Thursday, 30 May 2013

Natural migration of British plants: new research just published.   

Quentin Groom, BSBI Head of Data Management, wanted to find out whether there is a poleward migration of plants within Great Britain, and whether any such movements of plants can be explained by climate change and dispersal syndrome. Rather than looking at plants that are deliberately dispersed by humans, through horticulture or forestry, he concentrated on the migration of British native plants, driven by the plants' own dispersal mechanisms.


         Marsh Stitchwort at Lockington, Leics.
Photo: S. Woodward
Quentin used data from the BSBI Distribution Database for this investigation, and his findings have just been published here on PeerJ. I don't want to spoil the surprise by telling you what he found out, so I'll wait a few days before I post Quentin's comments on his findings.

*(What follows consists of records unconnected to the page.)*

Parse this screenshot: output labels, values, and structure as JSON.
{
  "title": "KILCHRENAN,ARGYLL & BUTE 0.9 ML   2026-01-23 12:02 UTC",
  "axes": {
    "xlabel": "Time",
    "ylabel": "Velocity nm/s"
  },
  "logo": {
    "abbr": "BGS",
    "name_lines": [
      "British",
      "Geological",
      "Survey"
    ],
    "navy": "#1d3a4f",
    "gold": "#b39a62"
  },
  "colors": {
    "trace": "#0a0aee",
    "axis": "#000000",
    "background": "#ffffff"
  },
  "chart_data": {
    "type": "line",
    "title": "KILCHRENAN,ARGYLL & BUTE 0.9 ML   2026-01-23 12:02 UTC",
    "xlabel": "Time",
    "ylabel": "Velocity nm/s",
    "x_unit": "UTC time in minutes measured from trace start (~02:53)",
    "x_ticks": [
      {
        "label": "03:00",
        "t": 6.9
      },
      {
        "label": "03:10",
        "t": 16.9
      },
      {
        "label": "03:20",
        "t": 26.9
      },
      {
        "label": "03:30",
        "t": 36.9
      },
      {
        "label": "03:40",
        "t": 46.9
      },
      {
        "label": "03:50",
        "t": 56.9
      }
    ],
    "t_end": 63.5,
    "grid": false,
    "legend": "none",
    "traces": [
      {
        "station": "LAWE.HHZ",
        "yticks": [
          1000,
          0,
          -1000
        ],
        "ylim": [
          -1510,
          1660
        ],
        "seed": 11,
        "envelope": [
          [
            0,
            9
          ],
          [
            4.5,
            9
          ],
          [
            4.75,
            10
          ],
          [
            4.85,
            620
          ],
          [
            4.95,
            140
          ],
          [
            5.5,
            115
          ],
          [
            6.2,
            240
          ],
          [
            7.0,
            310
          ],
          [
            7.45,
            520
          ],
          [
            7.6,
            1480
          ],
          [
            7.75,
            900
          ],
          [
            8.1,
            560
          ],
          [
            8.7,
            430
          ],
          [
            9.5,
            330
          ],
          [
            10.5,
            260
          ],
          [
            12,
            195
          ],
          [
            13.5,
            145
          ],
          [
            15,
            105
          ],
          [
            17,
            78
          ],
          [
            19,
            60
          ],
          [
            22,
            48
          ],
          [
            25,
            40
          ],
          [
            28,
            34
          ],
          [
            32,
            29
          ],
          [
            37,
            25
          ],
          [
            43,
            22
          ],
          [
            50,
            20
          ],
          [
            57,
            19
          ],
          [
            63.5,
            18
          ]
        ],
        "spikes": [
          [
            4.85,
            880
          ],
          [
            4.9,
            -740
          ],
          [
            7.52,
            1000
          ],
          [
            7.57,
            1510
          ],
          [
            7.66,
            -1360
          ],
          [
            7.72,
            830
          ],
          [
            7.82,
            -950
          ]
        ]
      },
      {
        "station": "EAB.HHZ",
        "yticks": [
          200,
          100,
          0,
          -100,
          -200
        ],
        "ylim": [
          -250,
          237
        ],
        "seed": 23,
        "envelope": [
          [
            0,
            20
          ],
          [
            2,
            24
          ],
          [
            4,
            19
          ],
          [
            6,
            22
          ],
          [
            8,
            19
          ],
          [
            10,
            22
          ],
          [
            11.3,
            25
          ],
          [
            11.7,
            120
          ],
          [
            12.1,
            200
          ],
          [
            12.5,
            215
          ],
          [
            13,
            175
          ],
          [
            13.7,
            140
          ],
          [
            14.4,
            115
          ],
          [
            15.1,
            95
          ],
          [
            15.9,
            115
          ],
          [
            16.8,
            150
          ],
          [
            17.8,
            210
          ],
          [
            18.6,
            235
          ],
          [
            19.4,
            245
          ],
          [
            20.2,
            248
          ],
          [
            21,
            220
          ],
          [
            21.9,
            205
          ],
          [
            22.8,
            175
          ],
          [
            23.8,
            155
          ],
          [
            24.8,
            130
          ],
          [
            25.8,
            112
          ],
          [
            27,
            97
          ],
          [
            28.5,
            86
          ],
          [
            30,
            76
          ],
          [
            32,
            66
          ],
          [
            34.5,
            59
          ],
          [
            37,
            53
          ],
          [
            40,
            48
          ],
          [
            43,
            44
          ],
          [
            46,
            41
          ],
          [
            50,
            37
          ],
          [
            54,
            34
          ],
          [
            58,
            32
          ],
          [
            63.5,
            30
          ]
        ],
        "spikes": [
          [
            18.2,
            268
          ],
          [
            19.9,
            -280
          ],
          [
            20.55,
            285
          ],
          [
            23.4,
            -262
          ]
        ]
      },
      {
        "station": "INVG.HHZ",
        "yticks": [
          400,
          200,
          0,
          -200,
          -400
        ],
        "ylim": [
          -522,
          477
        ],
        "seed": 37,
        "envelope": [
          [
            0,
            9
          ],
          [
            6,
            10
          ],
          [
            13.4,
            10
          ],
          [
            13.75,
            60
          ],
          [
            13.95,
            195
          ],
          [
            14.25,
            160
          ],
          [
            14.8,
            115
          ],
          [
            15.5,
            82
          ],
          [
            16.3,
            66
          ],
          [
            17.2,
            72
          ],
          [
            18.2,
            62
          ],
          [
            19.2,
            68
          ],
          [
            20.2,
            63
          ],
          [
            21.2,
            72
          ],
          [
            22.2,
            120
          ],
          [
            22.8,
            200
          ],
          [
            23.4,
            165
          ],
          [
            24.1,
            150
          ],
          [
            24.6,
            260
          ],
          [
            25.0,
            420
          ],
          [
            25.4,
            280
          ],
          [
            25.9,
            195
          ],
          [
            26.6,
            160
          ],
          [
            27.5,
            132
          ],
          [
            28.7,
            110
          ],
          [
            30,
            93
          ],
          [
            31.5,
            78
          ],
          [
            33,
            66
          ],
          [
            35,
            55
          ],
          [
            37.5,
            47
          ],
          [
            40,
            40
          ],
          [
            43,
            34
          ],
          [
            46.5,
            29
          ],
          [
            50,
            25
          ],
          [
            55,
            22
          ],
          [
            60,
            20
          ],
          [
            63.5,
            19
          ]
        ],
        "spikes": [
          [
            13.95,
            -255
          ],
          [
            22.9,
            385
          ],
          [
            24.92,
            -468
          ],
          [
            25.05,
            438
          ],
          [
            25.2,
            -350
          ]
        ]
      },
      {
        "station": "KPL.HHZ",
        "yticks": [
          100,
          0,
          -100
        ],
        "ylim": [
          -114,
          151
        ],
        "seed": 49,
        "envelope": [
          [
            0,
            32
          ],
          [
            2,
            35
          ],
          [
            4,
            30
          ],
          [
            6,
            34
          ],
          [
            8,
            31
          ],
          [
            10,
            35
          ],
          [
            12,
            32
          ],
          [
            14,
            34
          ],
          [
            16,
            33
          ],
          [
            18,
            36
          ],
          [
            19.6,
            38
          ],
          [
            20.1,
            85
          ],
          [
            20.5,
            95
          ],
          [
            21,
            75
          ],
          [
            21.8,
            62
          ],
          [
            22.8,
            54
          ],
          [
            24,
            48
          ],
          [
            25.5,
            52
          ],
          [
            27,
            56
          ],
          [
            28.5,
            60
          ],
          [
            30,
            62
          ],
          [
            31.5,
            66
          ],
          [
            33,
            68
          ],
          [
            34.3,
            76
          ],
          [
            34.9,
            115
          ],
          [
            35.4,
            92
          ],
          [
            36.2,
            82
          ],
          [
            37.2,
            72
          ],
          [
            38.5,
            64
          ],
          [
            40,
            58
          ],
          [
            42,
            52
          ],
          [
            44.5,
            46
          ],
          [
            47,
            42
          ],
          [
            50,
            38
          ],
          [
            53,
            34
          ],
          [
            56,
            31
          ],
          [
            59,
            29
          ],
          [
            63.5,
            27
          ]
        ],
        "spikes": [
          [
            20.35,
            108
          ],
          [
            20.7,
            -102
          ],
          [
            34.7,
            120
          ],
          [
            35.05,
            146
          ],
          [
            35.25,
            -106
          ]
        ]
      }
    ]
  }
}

Here's that link in full: http://dx.doi.org/10.7717/peerj.77 


And don't forget, you can see a map of the distribution of any British plant here. It's great to go out with local botanists and see something interesting, beautiful and/or uncommon, like this Marsh Stitchwort, on your home patch and then see its national distribution map and pick out "your" population! 

This is only possible because of 63 years (so far) of volunteer effort by BSBI members who have contributed 30 million plant records (so far) to our Distribution Database. Find out more here about BSBI's Maps Scheme, which pioneered these new approaches to species distribution mapping and has become one of the world's longest-running natural history distribution mapping projects. BSBI is now one of the world's largest contributors of biological records, so I hope you'll forgive me if I keep banging on about all this!